The other day I looked over a proposal I wrote almost 10 years ago. In it, I quoted an article from the California Management Review: “while the number of tools, techniques and technologies to improve operational performance are growing rapidly… most efforts to use them fail to produce significant results.”  Around that time, I attended an executive program at MIT, whose studies suggested that 70% of companies that tried implementing Lean Manufacturing and Six Sigma failed.

These are sobering statistics, and new studies suggest the failure rate is even higher. It’s true that our tools and techniques continue to grow, but have companies really achieved significant results, and if not, why not?

The failures have two elements in common. First, the changes that companies try to make in their operations and supply chain are not linked to goals and strategies. Without a close connection to strategy, executives lose interest, especially when results don’t come quickly. When they become disengaged the initiatives lose momentum.

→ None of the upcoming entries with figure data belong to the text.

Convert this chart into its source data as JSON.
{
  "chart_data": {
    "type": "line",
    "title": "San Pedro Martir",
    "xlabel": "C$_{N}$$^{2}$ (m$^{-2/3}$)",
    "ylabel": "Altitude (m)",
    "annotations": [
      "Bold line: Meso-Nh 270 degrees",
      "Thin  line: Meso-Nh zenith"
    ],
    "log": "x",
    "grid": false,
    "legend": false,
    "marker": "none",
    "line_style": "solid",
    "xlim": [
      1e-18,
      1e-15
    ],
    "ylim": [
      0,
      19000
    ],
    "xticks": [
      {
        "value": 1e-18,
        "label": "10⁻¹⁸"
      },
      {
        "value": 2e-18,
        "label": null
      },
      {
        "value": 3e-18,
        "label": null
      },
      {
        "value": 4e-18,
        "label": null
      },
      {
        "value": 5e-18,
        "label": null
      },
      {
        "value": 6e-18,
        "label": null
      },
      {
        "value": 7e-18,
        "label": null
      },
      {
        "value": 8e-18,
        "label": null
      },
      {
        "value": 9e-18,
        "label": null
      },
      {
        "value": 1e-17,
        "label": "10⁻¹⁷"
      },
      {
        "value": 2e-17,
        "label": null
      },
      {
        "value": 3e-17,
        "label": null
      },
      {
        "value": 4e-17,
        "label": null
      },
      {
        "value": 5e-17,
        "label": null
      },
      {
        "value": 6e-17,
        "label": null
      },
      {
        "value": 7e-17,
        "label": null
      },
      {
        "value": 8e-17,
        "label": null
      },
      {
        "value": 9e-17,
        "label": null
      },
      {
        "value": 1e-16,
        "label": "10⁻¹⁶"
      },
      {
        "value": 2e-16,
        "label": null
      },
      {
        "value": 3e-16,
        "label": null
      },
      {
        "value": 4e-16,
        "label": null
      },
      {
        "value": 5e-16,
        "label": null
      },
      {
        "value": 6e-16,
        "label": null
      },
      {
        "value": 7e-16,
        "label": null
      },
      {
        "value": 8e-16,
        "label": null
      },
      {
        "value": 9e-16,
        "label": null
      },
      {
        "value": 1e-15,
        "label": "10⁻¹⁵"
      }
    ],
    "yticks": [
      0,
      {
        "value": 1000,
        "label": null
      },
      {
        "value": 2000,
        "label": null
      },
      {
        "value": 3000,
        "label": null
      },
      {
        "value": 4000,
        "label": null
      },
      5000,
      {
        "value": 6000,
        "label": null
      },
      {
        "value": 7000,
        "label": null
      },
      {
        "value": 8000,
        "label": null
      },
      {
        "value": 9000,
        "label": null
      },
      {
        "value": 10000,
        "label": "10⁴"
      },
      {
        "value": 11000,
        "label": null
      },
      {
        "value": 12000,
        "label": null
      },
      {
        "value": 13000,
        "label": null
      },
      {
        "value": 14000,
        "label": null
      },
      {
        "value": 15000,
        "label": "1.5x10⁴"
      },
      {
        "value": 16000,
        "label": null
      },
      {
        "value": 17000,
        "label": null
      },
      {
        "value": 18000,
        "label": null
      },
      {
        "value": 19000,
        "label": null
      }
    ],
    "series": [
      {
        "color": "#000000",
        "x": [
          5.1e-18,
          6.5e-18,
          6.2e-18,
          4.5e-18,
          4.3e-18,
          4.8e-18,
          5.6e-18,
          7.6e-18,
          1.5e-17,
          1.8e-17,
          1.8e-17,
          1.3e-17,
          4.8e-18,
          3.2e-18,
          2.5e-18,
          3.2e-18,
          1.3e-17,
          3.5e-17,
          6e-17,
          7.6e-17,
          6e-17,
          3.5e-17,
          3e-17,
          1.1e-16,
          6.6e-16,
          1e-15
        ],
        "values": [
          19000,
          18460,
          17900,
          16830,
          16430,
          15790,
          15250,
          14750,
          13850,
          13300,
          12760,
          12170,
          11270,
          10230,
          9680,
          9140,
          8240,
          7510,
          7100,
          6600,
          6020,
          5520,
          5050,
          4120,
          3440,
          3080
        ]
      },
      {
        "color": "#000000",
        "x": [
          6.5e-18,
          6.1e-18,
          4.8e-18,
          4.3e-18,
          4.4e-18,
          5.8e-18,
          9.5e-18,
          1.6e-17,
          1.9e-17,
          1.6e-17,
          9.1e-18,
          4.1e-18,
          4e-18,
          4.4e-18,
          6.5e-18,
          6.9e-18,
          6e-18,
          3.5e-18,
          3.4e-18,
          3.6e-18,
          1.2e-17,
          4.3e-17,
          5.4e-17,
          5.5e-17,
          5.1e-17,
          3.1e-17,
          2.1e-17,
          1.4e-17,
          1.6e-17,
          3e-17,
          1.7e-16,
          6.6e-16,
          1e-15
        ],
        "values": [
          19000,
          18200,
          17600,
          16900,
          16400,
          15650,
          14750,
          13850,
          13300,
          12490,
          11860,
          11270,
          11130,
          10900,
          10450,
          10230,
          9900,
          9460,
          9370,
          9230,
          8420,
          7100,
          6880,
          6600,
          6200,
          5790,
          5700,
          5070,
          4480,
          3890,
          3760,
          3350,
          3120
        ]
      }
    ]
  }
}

Second, many companies lack the ability to manage change. Change management isn’t widely taught at universities, and most managers learn through the college of hard knocks. When a change initiative comes along, without broad executive support, managers will run for cover and focus on their day-to-day jobs. This is a good way to miss opportunities for improvement.

Sound strategy tied to the overall goals of the business and company skills in change management will help you avoid becoming another statistic.

© 2013 – Rick Pay – All Rights Reserved

Empowering Workers to Enact Change

One of the concerns I’ve always had about Lean is the strong focus on process and the somewhat weak focus on people. World Class Manufacturing predated Lean, and it was comprised of three basic elements, one of which is involving people:

1) Total Quality Management

2) JIT

3) Total Employee Involvement

While the House of Lean has a pillar named Respect for People, in practice most organizations focus on process improvement and workplace organization and overlook worker involvement. Particularly in Six Sigma the worker is often pushed aside while the experts determine the improvements.

 

Peter Drucker

Peter Drucker considered his most important contribution to be the concept of the responsible worker and the self-governing plant community. He formulated much of his thinking on this topic during his project with General Motors in the early 1940s, well before the Toyota Production System came on the scene. One of Drucker’s biggest disappointments was his apparent failure to convince US automakers to use these concepts, while Japanese companies seemed to pick them up and run.

Part of the critical change component – strong leadership – involves empowering people at the point of work. Be sure any improvement opportunities include that consideration.

© 2013 – Rick Pay – All Rights Reserved.

Are Your Operations Truly Agile and Flexible?

Many Operations organizations seem to plateau after several years of implementing continuous improvement, Lean or Six Sigma. I believe that the next step is to become truly agile and flexible. But what does that mean?

Agility is the ability to think quickly and make quick and well coordinated movements. The key here is quick. I see many organizations take forever to solve problems and develop new innovations. One client I have is struggling to improve shipped on time, with many meetings, excuses and delays. Being agile would suggest that we should see initial significant results in 90 days or less. There is a Japanese term for this – Kaikaku – which means quick, revolutionary change. Agile thinking helps.

Flexibility includes the ability to bend without breaking, susceptibility to modification, and willingness to yield. Two key words there are susceptibility and willingness, because the great measure of flexibility is in your head. Organizations need to be willing to make the necessary changes to get where they want to go. So many companies struggle with change initiatives simply because they aren’t really willing to change, don’t believe they can, or are locked into the old ways of doing things.

To truly move to the next level, organizations need to be agile and flexible.